Cleanliness and Spirituality

The connection between a clean space and a peaceful mind is undeniable

When I recall our college days, particularly the hostel rooms, it takes me on a nostalgic trip. The days were full of fun and frolic, books scattered around, beer and rum bottles lying randomly, with cigarette butts strewn rather carelessly. The rooms were full of stench.

Most of the guys would ogle, there was no Google back then, at the girls. Posters of Pink Floyd, the Beatles, and Led Zeppelin populated the grubby and unwashed walls of the rooms. The politically inclined would paste large printed pictures of Che Guevara, Marx and Lenin among others, professing their ideological baggage unequivocally.

Some rooms were relatively cleaner and tidily kept. In our hail-fellow-well-met attitude we ended up ostracising such students.  But they were our Gurus during examination times, much to their chagrin. A close friend had put up a poster which read: “Cleanliness is the sign of a sick mind.” His room was particularly unclean and stained.
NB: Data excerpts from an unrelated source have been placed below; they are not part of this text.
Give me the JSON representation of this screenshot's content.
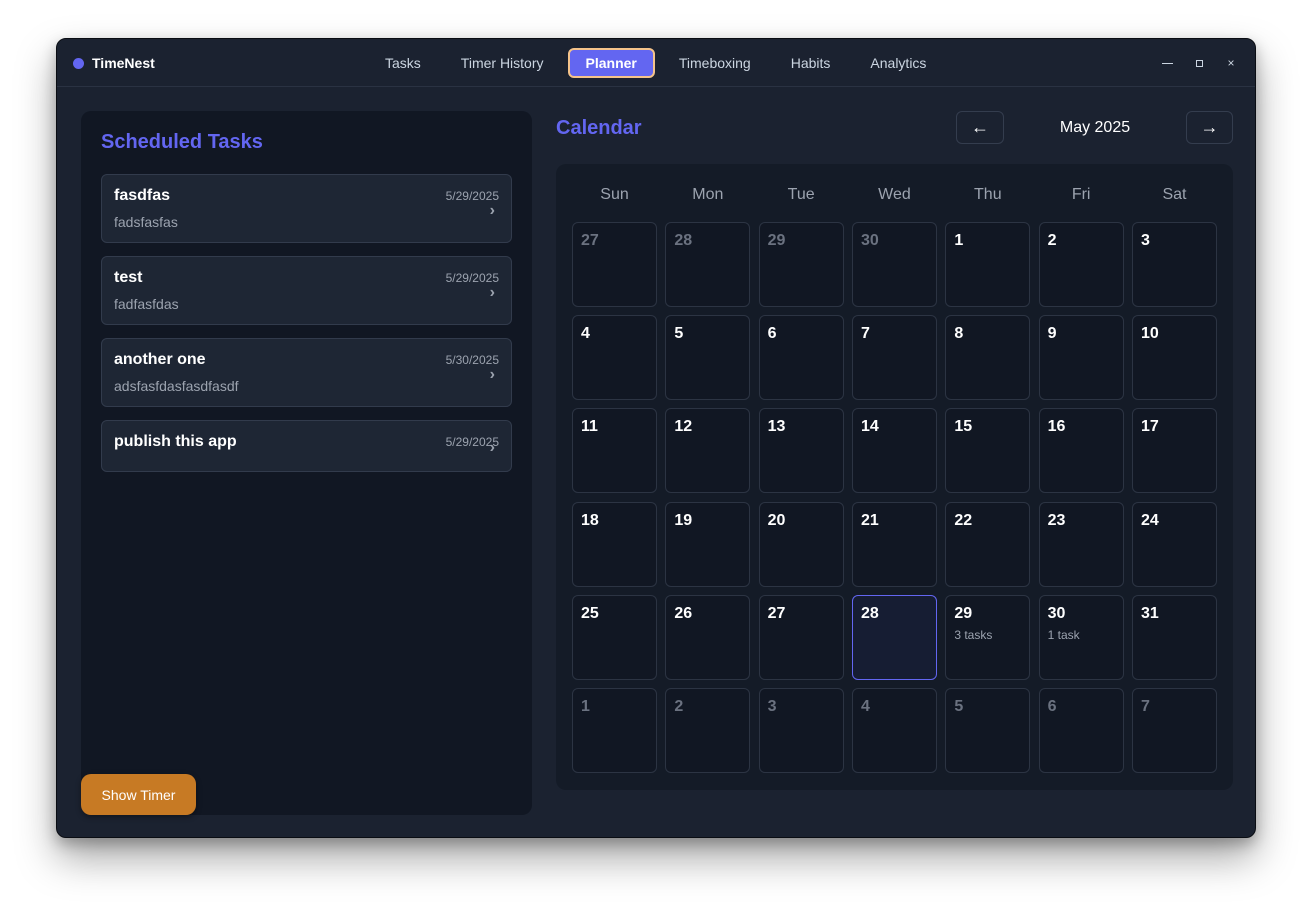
{
  "app": {
    "name": "TimeNest",
    "accent": "#6366f1"
  },
  "nav": {
    "tabs": [
      {
        "label": "Tasks",
        "active": false
      },
      {
        "label": "Timer History",
        "active": false
      },
      {
        "label": "Planner",
        "active": true
      },
      {
        "label": "Timeboxing",
        "active": false
      },
      {
        "label": "Habits",
        "active": false
      },
      {
        "label": "Analytics",
        "active": false
      }
    ]
  },
  "window_controls": {
    "minimize_icon": "minimize-icon",
    "maximize_icon": "maximize-icon",
    "close_label": "×"
  },
  "scheduled": {
    "title": "Scheduled Tasks",
    "tasks": [
      {
        "title": "fasdfas",
        "description": "fadsfasfas",
        "date": "5/29/2025"
      },
      {
        "title": "test",
        "description": "fadfasfdas",
        "date": "5/29/2025"
      },
      {
        "title": "another one",
        "description": "adsfasfdasfasdfasdf",
        "date": "5/30/2025"
      },
      {
        "title": "publish this app",
        "description": "",
        "date": "5/29/2025"
      }
    ],
    "chevron": "›"
  },
  "show_timer": {
    "label": "Show Timer",
    "color": "#c77a24"
  },
  "calendar": {
    "title": "Calendar",
    "month_label": "May 2025",
    "prev_label": "←",
    "next_label": "→",
    "weekdays": [
      "Sun",
      "Mon",
      "Tue",
      "Wed",
      "Thu",
      "Fri",
      "Sat"
    ],
    "days": [
      {
        "day": "27",
        "current": false
      },
      {
        "day": "28",
        "current": false
      },
      {
        "day": "29",
        "current": false
      },
      {
        "day": "30",
        "current": false
      },
      {
        "day": "1",
        "current": true
      },
      {
        "day": "2",
        "current": true
      },
      {
        "day": "3",
        "current": true
      },
      {
        "day": "4",
        "current": true
      },
      {
        "day": "5",
        "current": true
      },
      {
        "day": "6",
        "current": true
      },
      {
        "day": "7",
        "current": true
      },
      {
        "day": "8",
        "current": true
      },
      {
        "day": "9",
        "current": true
      },
      {
        "day": "10",
        "current": true
      },
      {
        "day": "11",
        "current": true
      },
      {
        "day": "12",
        "current": true
      },
      {
        "day": "13",
        "current": true
      },
      {
        "day": "14",
        "current": true
      },
      {
        "day": "15",
        "current": true
      },
      {
        "day": "16",
        "current": true
      },
      {
        "day": "17",
        "current": true
      },
      {
        "day": "18",
        "current": true
      },
      {
        "day": "19",
        "current": true
      },
      {
        "day": "20",
        "current": true
      },
      {
        "day": "21",
        "current": true
      },
      {
        "day": "22",
        "current": true
      },
      {
        "day": "23",
        "current": true
      },
      {
        "day": "24",
        "current": true
      },
      {
        "day": "25",
        "current": true
      },
      {
        "day": "26",
        "current": true
      },
      {
        "day": "27",
        "current": true
      },
      {
        "day": "28",
        "current": true,
        "today": true
      },
      {
        "day": "29",
        "current": true,
        "tasks": "3 tasks"
      },
      {
        "day": "30",
        "current": true,
        "tasks": "1 task"
      },
      {
        "day": "31",
        "current": true
      },
      {
        "day": "1",
        "current": false
      },
      {
        "day": "2",
        "current": false
      },
      {
        "day": "3",
        "current": false
      },
      {
        "day": "4",
        "current": false
      },
      {
        "day": "5",
        "current": false
      },
      {
        "day": "6",
        "current": false
      },
      {
        "day": "7",
        "current": false
      }
    ]
  }
}
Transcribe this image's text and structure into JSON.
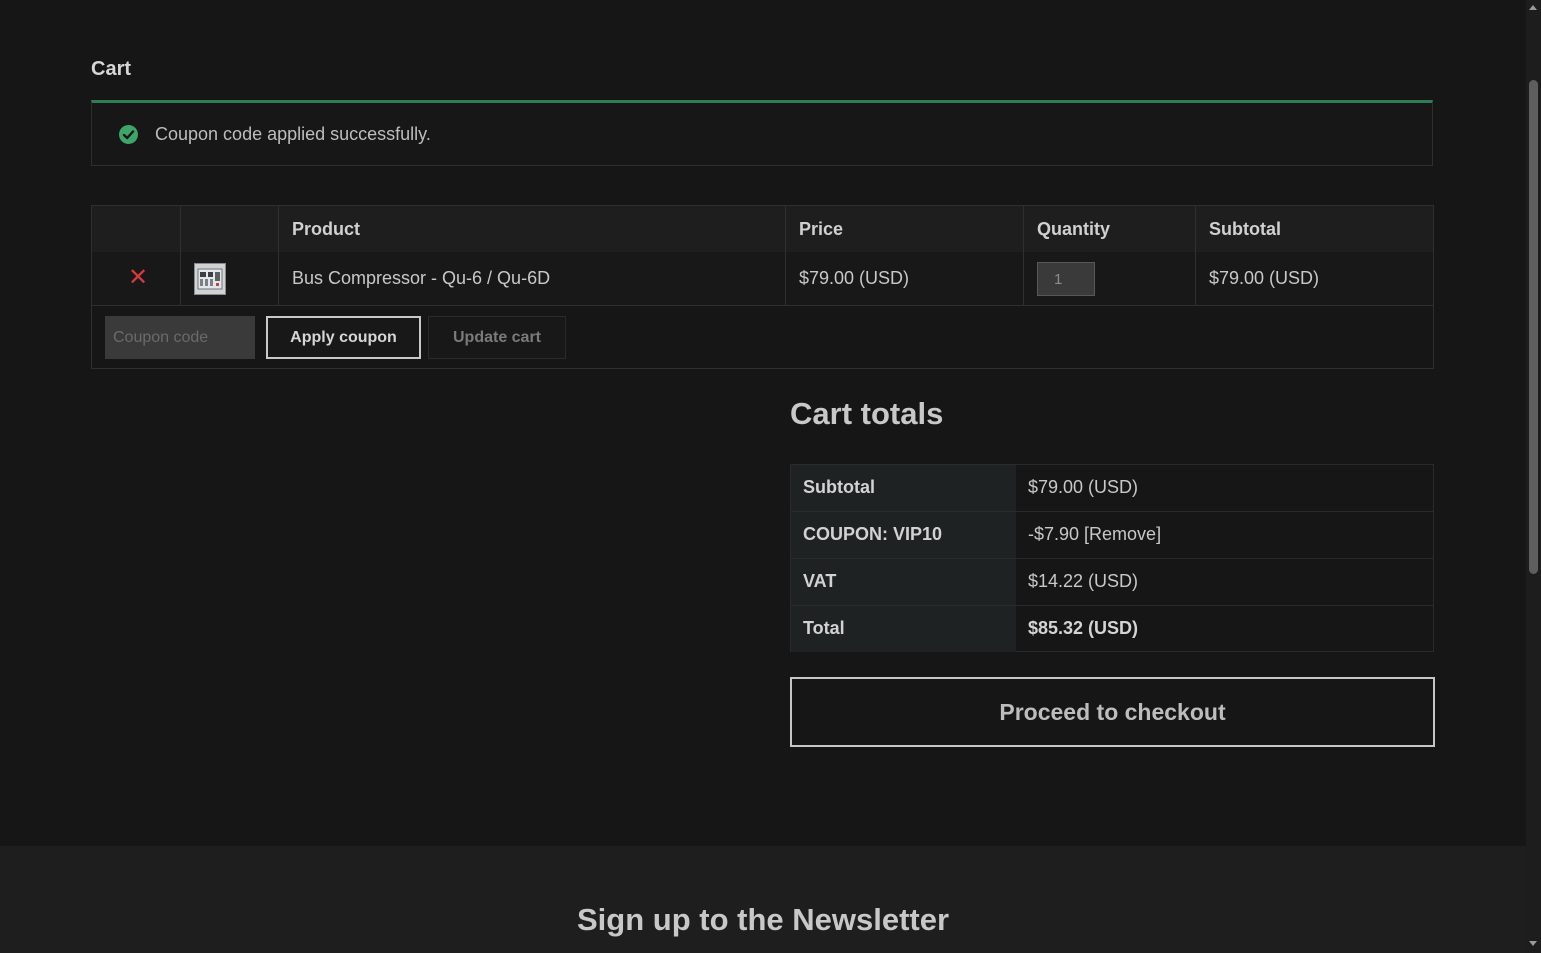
{
  "page": {
    "title": "Cart"
  },
  "notice": {
    "icon": "check-circle-icon",
    "text": "Coupon code applied successfully."
  },
  "cart": {
    "columns": [
      "",
      "",
      "Product",
      "Price",
      "Quantity",
      "Subtotal"
    ],
    "items": [
      {
        "remove_icon": "close-icon",
        "product": "Bus Compressor - Qu-6 / Qu-6D",
        "price": "$79.00 (USD)",
        "quantity": "1",
        "subtotal": "$79.00 (USD)"
      }
    ],
    "coupon": {
      "placeholder": "Coupon code",
      "value": "",
      "apply_label": "Apply coupon",
      "update_label": "Update cart"
    }
  },
  "totals": {
    "title": "Cart totals",
    "rows": [
      {
        "label": "Subtotal",
        "value": "$79.00 (USD)"
      },
      {
        "label": "COUPON: VIP10",
        "value": "-$7.90 [Remove]"
      },
      {
        "label": "VAT",
        "value": "$14.22 (USD)"
      },
      {
        "label": "Total",
        "value": "$85.32 (USD)"
      }
    ],
    "checkout_label": "Proceed to checkout"
  },
  "footer": {
    "newsletter_title": "Sign up to the Newsletter"
  },
  "colors": {
    "background": "#161616",
    "success": "#3fa468",
    "notice_border": "#2f7d55",
    "remove": "#d43b3b"
  }
}
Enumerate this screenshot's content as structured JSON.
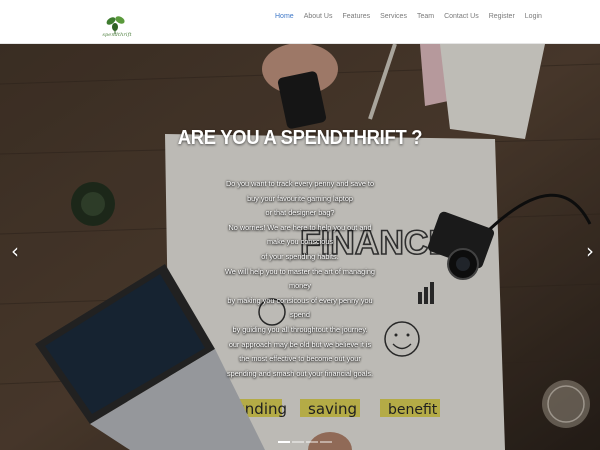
{
  "brand": {
    "logo_text": "spendthrift",
    "logo_color": "#4a7d3a"
  },
  "nav": {
    "active_color": "#3f78c8",
    "items": [
      {
        "label": "Home",
        "active": true
      },
      {
        "label": "About Us"
      },
      {
        "label": "Features"
      },
      {
        "label": "Services"
      },
      {
        "label": "Team"
      },
      {
        "label": "Contact Us"
      },
      {
        "label": "Register"
      },
      {
        "label": "Login"
      }
    ]
  },
  "hero": {
    "title": "ARE YOU A SPENDTHRIFT ?",
    "lines": [
      "Do you want to track every penny and save to",
      "buy your favourite gaming laptop",
      "or that designer bag?",
      "No worries! We are here to help you out and",
      "make you conscious",
      "of your spending habits.",
      "We will help you to master the art of managing",
      "money",
      "by making you consicous of every penny you",
      "spend",
      "by guiding you all throughtout the journey.",
      "our approach may be old but we believe it is",
      "the most effective to become out your",
      "spending and smash out your financial goals."
    ],
    "image_words": {
      "finance": "FINANCE",
      "funding": "funding",
      "saving": "saving",
      "benefit": "benefit"
    },
    "prev_icon": "chevron-left-icon",
    "next_icon": "chevron-right-icon",
    "slides_count": 4,
    "active_slide": 1
  }
}
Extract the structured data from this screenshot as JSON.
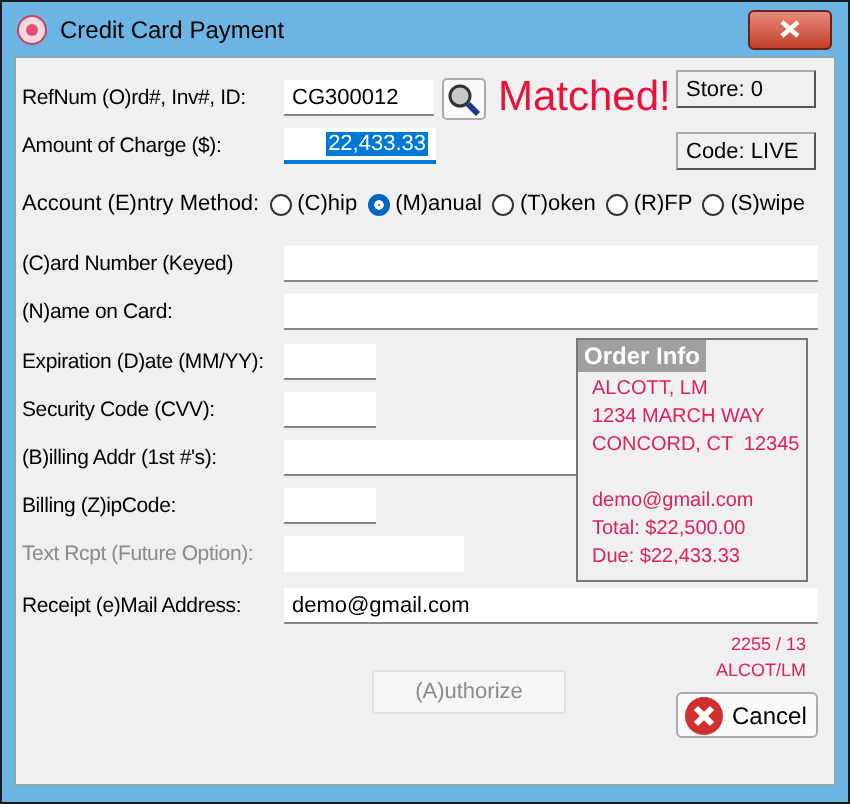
{
  "window": {
    "title": "Credit Card Payment"
  },
  "refnum": {
    "label": "RefNum (O)rd#, Inv#, ID:",
    "value": "CG300012",
    "status": "Matched!"
  },
  "amount": {
    "label": "Amount of Charge ($):",
    "value": "22,433.33",
    "selected": true
  },
  "side_buttons": [
    "Store: 0",
    "Code: LIVE"
  ],
  "entry_method": {
    "label": "Account (E)ntry Method:",
    "options": [
      {
        "label": "(C)hip",
        "selected": false
      },
      {
        "label": "(M)anual",
        "selected": true
      },
      {
        "label": "(T)oken",
        "selected": false
      },
      {
        "label": "(R)FP",
        "selected": false
      },
      {
        "label": "(S)wipe",
        "selected": false
      }
    ]
  },
  "wide_fields": [
    {
      "label": "(C)ard Number (Keyed)"
    },
    {
      "label": "(N)ame on Card:"
    }
  ],
  "fields": [
    {
      "label": "Expiration (D)ate (MM/YY):",
      "disabled": false
    },
    {
      "label": "Security Code (CVV):",
      "disabled": false
    },
    {
      "label": "(B)illing Addr (1st #'s):",
      "disabled": false
    },
    {
      "label": "Billing (Z)ipCode:",
      "disabled": false
    },
    {
      "label": "Text Rcpt (Future Option):",
      "disabled": true
    }
  ],
  "order_info": {
    "title": "Order Info",
    "address": [
      "ALCOTT, LM",
      "1234 MARCH WAY",
      "CONCORD, CT  12345"
    ],
    "details": [
      "demo@gmail.com",
      "Total: $22,500.00",
      "Due: $22,433.33"
    ]
  },
  "email": {
    "label": "Receipt (e)Mail Address:",
    "value": "demo@gmail.com"
  },
  "notes": [
    "2255 / 13",
    "ALCOT/LM"
  ],
  "authorize": {
    "label": "(A)uthorize",
    "disabled": true
  },
  "cancel": {
    "label": "Cancel"
  }
}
Cleanliness is both the abstract state of being clean and free from dirt, and the process of achieving and maintaining that state. However, to my mind cleanliness and spirituality are intertwined like Siamese twins. The human mind normally slips into a state of meditation and involuntarily has a spiritual experience at places which are relatively clean. Cleanliness is positively next to godliness.